La complessità della gestione dei cani randagi in Kazakistan: le nuove decisioni legislative suscitano forti reazioni tra attivisti, cittadini e istituzioni.
In Kazakistan, il tema del randagismo è tornato a occupare il dibattito pubblico, scatenando reazioni contrastanti e accese discussioni. Recentemente, la camera bassa del Parlamento kazako ha approvato in prima lettura emendamenti che cambiano radicalmente le modalità di gestione dei cani randagi. Questa decisione ha provocato un’ondata di proteste tra volontari e cittadini, preoccupati per le implicazioni che potrebbero derivarne. Il tema è particolarmente delicato, poiché tocca corde profonde legate al benessere animale e alla responsabilità collettiva nella gestione di situazioni complesse come quella del randagismo.
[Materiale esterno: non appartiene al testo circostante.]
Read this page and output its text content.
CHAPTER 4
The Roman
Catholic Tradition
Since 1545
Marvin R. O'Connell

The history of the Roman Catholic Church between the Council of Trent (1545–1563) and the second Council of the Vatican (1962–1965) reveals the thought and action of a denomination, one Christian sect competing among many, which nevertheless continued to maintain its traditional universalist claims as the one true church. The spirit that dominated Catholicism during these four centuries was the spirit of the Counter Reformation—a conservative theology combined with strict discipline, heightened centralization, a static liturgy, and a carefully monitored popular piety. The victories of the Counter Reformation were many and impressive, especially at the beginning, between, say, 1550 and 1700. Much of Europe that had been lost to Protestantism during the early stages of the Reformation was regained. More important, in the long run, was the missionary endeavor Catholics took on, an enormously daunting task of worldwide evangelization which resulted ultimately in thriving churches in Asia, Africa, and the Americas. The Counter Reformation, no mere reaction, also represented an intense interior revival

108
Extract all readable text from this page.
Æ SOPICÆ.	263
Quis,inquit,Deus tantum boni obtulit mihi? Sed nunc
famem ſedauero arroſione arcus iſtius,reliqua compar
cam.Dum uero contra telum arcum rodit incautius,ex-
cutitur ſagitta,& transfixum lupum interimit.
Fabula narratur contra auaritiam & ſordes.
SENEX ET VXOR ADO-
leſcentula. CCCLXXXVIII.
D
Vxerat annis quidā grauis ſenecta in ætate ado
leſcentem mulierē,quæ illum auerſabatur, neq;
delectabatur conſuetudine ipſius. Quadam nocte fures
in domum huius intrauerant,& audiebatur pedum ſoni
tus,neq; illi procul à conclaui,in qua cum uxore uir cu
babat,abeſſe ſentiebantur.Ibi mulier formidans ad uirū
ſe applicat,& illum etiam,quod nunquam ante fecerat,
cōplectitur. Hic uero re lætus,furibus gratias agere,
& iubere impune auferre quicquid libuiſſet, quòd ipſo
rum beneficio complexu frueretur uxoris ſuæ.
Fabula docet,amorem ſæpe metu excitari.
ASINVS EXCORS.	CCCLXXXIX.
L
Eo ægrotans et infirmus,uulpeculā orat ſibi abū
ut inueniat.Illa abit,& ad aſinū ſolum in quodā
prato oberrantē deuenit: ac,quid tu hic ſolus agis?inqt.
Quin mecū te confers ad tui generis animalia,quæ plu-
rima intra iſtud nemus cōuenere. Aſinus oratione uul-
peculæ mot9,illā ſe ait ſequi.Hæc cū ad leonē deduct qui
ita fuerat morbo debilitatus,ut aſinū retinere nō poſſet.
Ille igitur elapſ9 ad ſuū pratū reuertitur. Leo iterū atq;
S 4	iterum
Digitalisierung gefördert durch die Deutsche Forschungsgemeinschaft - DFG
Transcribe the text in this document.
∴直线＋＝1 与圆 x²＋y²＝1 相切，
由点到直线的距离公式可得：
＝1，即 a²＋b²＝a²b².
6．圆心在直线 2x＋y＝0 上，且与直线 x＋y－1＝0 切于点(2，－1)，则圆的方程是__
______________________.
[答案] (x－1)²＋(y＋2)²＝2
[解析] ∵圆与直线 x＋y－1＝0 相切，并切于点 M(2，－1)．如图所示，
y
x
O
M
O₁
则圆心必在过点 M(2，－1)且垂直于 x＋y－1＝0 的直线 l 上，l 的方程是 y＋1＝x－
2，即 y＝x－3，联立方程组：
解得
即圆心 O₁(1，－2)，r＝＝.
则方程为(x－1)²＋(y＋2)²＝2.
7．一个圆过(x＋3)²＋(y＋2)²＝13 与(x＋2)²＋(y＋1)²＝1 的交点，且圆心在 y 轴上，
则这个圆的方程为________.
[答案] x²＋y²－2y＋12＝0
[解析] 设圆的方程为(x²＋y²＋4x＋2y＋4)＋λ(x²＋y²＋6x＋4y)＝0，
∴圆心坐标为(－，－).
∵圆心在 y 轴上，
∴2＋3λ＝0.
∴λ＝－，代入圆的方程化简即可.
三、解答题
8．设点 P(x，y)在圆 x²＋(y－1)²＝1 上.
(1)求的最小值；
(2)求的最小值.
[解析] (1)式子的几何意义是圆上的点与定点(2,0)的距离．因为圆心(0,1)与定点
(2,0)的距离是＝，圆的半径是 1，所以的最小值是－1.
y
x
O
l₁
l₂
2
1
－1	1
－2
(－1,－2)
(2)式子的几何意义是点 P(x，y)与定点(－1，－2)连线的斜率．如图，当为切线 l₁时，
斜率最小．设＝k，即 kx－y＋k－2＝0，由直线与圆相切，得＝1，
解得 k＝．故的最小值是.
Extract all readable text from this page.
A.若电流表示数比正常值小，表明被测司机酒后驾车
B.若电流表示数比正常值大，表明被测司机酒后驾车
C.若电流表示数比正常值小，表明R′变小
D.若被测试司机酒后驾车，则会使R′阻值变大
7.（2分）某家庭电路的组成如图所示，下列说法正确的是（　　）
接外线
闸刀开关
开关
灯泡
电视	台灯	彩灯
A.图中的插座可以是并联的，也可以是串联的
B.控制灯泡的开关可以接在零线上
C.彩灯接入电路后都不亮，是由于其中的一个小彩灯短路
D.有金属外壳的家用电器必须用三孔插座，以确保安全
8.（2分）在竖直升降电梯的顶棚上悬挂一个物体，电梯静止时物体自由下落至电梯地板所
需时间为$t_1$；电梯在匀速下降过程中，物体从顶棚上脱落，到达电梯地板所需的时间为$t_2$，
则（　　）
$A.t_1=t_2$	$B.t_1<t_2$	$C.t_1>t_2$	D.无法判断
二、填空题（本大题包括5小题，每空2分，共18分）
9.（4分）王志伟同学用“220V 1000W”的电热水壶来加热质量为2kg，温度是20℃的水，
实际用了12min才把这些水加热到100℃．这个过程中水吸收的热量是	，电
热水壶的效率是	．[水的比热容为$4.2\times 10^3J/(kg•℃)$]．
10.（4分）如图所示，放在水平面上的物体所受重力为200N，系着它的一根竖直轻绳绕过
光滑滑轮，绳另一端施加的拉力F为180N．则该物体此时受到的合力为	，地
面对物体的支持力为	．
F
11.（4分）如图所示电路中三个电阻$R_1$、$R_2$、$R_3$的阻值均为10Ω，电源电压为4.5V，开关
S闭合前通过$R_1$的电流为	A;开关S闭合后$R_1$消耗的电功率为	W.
I nuovi emendamenti e la reazione della popolazione
Gli emendamenti approvati dal Parlamento kazako prevedono la possibilità di sopprimere i cani randagi dopo un breve periodo di permanenza nei centri di detenzione. Questa mossa segna un netto cambiamento rispetto al precedente sistema CNVR, che si basava su cattura, sterilizzazione, vaccinazione e reinserimento sul territorio. Il governo ha giustificato questa scelta sostenendo che il metodo attuale non è stato efficace nel controllare la popolazione canina, ora considerata fuori controllo. Tuttavia, molti cittadini e attivisti non sono d’accordo, percependo questa decisione come una soluzione rapida che non affronta il problema alla radice. La questione ha sollevato un dibattito acceso, con proteste sui social e appelli da parte di associazioni animaliste che vedono in queste misure un pericoloso passo indietro nel campo del benessere animale.
Le proposte alternative delle associazioni e il contesto globale
Le organizzazioni animaliste hanno avanzato diverse proposte alternative per affrontare il randagismo in Kazakistan. Tra queste, l’implementazione di sterilizzazioni gratuite tutto l’anno, un controllo più severo sugli allevamenti, sanzioni pesanti per chi abbandona gli animali e campagne educative mirate. Secondo gli attivisti, il problema principale resta l’irresponsabilità umana: cucciolate non controllate e animali abbandonati sono alla base del fenomeno. La situazione in Kazakistan riflette una problematica globale, in cui molti paesi si trovano a dover gestire cani senza una famiglia stabile. Questo solleva interrogativi importanti su come trattare gli animali nati per strada: considerarli un problema da eliminare o una responsabilità collettiva da affrontare con strumenti più umani e lungimiranti?